Тяжёлый, горестный вздох вырвался из его груди.

   — Берите! — подал он измайловцу свою шпагу. — Я последую за вами, хотя не сознаю за собой ни малейшей вины. Но у меня всё-таки есть к вам одна просьба.

   — Говорите, — сударь, — вежливо ответил офицер тоном благосклонного участия, — я охотно готов оказать вам всякую услугу, какой может потребовать один дворянин от другого, само собою разумеется, если ваше требование не нарушает долга службы.

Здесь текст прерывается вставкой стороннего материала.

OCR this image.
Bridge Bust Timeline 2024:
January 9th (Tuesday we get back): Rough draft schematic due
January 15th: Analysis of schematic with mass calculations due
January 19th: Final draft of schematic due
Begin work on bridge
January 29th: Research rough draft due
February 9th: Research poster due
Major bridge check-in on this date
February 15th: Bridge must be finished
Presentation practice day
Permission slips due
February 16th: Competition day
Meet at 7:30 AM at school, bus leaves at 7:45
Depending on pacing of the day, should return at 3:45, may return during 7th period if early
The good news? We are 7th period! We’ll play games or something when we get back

   — В таком случае прошу вас, — сказал Ревентлов, — сообщить о моём аресте его императорскому высочеству великому князю, моему государю, а также, — несколько нерешительно прибавил он, — содержателю гостиницы на Невском Евреинову. Он мой приятель, и моё исчезновение встревожит его, а великий князь, — с горькой усмешкой заключил барон, — пожалуй, имеет право знать, что случилось с его камергером, который в то же время состоит подданным его Голштинского герцогства. К тому же великому князю будет легче всего разъяснить недоразумение, очевидно послужившее поводом к моему аресту.

Офицер с минуту размышлял про себя, а затем произнёс:

   — У меня нет приказа хранить в тайне ваш арест, и потому я полагаю, что могу исполнить вашу просьбу, не нарушая долга службы; обещаю вам тотчас же после вашего водворения на крепостной гауптвахте уведомить как великого князя, так и содержателя гостиницы Евреинова о случившемся с вами.

   — Хорошо, — еле выговорил Ревентлов, — в таком случае отправимтесь... «Как знать, — горько прибавил он про себя, — может быть, сегодняшняя ночь станет для меня гибелью всей моей жизни».

Он последовал за офицером, всё ещё зорко осматриваясь в коридорах, в смутной надежде увидеть где-нибудь Анну, поджидавшую его. Но девушки-горожанки давно разошлись по домам, а весь придворный штат находился в парадных залах. Офицер повёл Ревентлова к боковому выходу. Во дворе их ожидали санки с пикетом казаков. Барон сел со своим провожатым, и они помчались по льду Невы к крепости, каменные твердыни которой мрачно поднимались к усыпанному звёздами ночному небу... Снова отворились перед молодым голштинцем тяжёлые железные ворота, снова гренадеры взяли на караул.

Офицер, сопровождавший барона, передал своего арестанта командиру караула, а тот вежливо, но не говоря больше ни слова, отвёл молодого камергера в ту же самую комнату, где тот, после своей дуэли с Драйером, пользовался гостеприимством поручика Пассека. Измученный и утомлённый Ревентлов растянулся на широкой кушетке, однако благодетельный сон не спешил спуститься к его изголовью. Черепашьим шагом ползли ночные часы. Молодой голштинец терзался мучительным раздумьем, а когда находила порою лёгкая дремота, он видел странные сны: то ему угрожала императрица, то расставлял сети для Аннушки Иван Иванович Шувалов, что принуждало арестованного каждый раз пробуждаться со страдальческим воплем.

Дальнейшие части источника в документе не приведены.